Unbreakable Kimmy Schmidt is built on a foundation of tension between two major elements of the show: the personality of Kimmy Schmidt herself, and the very dark and twisted backstory that incites and defines much of the story proper. The tension between these two polar opposites sets a very heightened tone, which Fey, Carlock and company take full advantage of to create a world that is even more cartoonish and bizarre than 30 Rock’s (no easy feat, that). And like the dichotomy of Kimmy and her backstory, this world regularly walks a tightrope between absurdity and pitch black humor. The resulting unpredictability certainly helps the show stay funny, as you never know what exactly might happen next even in an otherwise stock situation.
This is further supported by a very concise cast of wild and entertaining characters besides Kimmy herself. There’s her roommate Titus, a black & gay street performer still looking for his big break, and their landlord Lillian, a scatterbrained-to-the-point-of-insane older woman. Not to mention Kimmy’s boss Jacqueline, an unstable but ultimately decent-hearted trophy wife. All of these characters (and several recurring characters besides) are constructed in a way that allows for moments of grounded human emotion and hysterical, off-the-wall antics, and fit right in with the ping-pong tone of the show very well. The cast is particularly game for whatever insanity is required of them, in ways that both resemble and play against the roles they are previously known for.
With all of these characters, there is a unifying theme of escaping and confronting your past, and how important that can be to being happy. For Kimmy, of course, there’s her time in the bunker, and she spends much of the show trying to hide and run away from that part of her life, even as she struggles to find an outlet for her trauma, but this also comes into play for her friends as well. Jacqueline is revealed to be a Native American who has changed her appearance to blend in as a white person, wanting to be part of “normal” culture. Titus is hinted to have a wholly different life in Mississippi before he came to New York, and when we first meet him he has allowed his failures to scare him away from his dreams. Even Lillian, who we spend less personal time with than the others, seems to have a lot of darkness in her past that she keeps under wraps. But as the season progresses, many of these characters come to realize that they cannot move toward the future they want until they deal with the past that they have, all of which comes to a head in the final few episodes.

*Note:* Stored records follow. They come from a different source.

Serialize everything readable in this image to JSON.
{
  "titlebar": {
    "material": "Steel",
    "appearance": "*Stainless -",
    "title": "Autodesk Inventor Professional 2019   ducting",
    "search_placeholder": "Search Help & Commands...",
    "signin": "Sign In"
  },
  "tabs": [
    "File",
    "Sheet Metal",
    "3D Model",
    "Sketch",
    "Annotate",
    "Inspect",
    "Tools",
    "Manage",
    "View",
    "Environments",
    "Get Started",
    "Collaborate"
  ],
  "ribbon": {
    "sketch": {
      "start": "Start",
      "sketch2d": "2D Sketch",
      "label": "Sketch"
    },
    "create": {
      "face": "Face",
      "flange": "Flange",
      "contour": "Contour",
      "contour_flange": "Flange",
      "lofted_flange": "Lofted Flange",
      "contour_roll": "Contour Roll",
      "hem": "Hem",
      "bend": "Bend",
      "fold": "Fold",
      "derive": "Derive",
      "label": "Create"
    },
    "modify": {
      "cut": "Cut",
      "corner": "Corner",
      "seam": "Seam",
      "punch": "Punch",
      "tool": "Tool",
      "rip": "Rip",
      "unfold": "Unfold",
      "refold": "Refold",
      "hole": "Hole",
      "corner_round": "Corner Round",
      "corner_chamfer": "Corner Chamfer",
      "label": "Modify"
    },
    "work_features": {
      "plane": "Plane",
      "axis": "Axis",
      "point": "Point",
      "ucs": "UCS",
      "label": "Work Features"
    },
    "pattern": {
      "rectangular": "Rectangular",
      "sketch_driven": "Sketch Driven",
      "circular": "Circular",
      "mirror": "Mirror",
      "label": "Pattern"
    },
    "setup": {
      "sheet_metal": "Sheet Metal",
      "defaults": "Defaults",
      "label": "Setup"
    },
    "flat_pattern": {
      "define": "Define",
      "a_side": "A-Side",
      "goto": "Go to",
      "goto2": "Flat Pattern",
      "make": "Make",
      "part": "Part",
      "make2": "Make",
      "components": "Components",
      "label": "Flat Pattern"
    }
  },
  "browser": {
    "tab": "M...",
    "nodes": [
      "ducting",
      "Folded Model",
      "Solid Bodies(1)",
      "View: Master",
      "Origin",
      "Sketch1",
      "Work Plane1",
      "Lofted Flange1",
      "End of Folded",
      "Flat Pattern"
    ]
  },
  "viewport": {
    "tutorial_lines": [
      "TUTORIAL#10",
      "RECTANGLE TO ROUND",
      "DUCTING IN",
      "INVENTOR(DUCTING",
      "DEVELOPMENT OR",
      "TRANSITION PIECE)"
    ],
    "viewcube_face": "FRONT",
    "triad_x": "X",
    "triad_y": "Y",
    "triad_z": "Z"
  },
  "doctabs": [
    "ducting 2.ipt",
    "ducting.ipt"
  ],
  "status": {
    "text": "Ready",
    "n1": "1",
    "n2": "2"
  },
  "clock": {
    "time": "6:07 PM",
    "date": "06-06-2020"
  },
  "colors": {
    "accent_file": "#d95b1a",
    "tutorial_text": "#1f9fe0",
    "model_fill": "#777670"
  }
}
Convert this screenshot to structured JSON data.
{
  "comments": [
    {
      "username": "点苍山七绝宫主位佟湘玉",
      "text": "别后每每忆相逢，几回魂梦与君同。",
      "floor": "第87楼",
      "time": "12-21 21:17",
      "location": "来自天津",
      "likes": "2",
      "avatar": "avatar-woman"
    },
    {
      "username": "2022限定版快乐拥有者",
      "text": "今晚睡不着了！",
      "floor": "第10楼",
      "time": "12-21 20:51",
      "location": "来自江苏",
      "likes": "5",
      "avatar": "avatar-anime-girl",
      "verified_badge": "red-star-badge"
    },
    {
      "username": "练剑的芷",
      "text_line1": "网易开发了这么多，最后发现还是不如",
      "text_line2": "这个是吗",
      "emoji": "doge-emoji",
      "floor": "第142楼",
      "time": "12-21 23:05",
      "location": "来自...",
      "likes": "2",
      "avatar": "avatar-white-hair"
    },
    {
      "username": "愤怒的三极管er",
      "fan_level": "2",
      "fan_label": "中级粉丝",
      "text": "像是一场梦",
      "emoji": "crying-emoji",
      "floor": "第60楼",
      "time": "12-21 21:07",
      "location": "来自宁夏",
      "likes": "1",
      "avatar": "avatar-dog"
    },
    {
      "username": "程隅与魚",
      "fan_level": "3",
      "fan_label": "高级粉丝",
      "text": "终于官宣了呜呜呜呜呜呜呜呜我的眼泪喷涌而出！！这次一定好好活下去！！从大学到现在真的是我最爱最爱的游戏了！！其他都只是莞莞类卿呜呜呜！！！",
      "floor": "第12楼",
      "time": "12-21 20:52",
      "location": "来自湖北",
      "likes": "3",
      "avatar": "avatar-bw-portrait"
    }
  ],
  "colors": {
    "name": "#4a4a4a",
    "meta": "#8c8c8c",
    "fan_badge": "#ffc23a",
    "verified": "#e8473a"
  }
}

Also mixed in with all of the above is a recurring motif of female empowerment, and how women are constantly subjected to male-determined social structure in ways large and small. Most of this is revealed through the prism of Kimmy’s time having been abducted by a male psychopath and forced into a cult. As Kimmy finds her way in the outside world, she finds herself identifying with the struggles of the women around her in surprising and depressing ways. Through her eyes, we can see all of the more subtle ways that women are told to value themselves and each other, and how much of this perspective stems from men dictating terms to women. What makes it all so impactful is how often the parallels between Kimmy in the bunker and modern gender roles will sneak up on you. One of the show’s strengths is taking something mundane and commonplace like a spin class and smartly turning it into a parallel of Kimmy’s cult experiences. It’s certainly not a surprising focus coming from Tina Fey, but it is particularly effective. It allows both for some great cultural commentary but also for lovely character moments, as Kimmy and her friends pick each other up and help each other past their subservience to these social structures.
With all of this in mind (and a lot more that I need a rewatch to fully appreciate) I absolutely cannot wait for Unbreakable Kimmy Schmidt’s next season, and really hope it will get many more after that. What is particularly intriguing here is that this first season feels like a perfectly-calibrated standalone story, with so much of the show coming together as part of one or two major story threads that are all more or less resolved by season’s end. Now that these plot lines are essentially over, I’m beyond curious what the next season will do with this lovely group of oddballs. Whatever it is, you can be sure I’ll be there, and I hope you all will be too.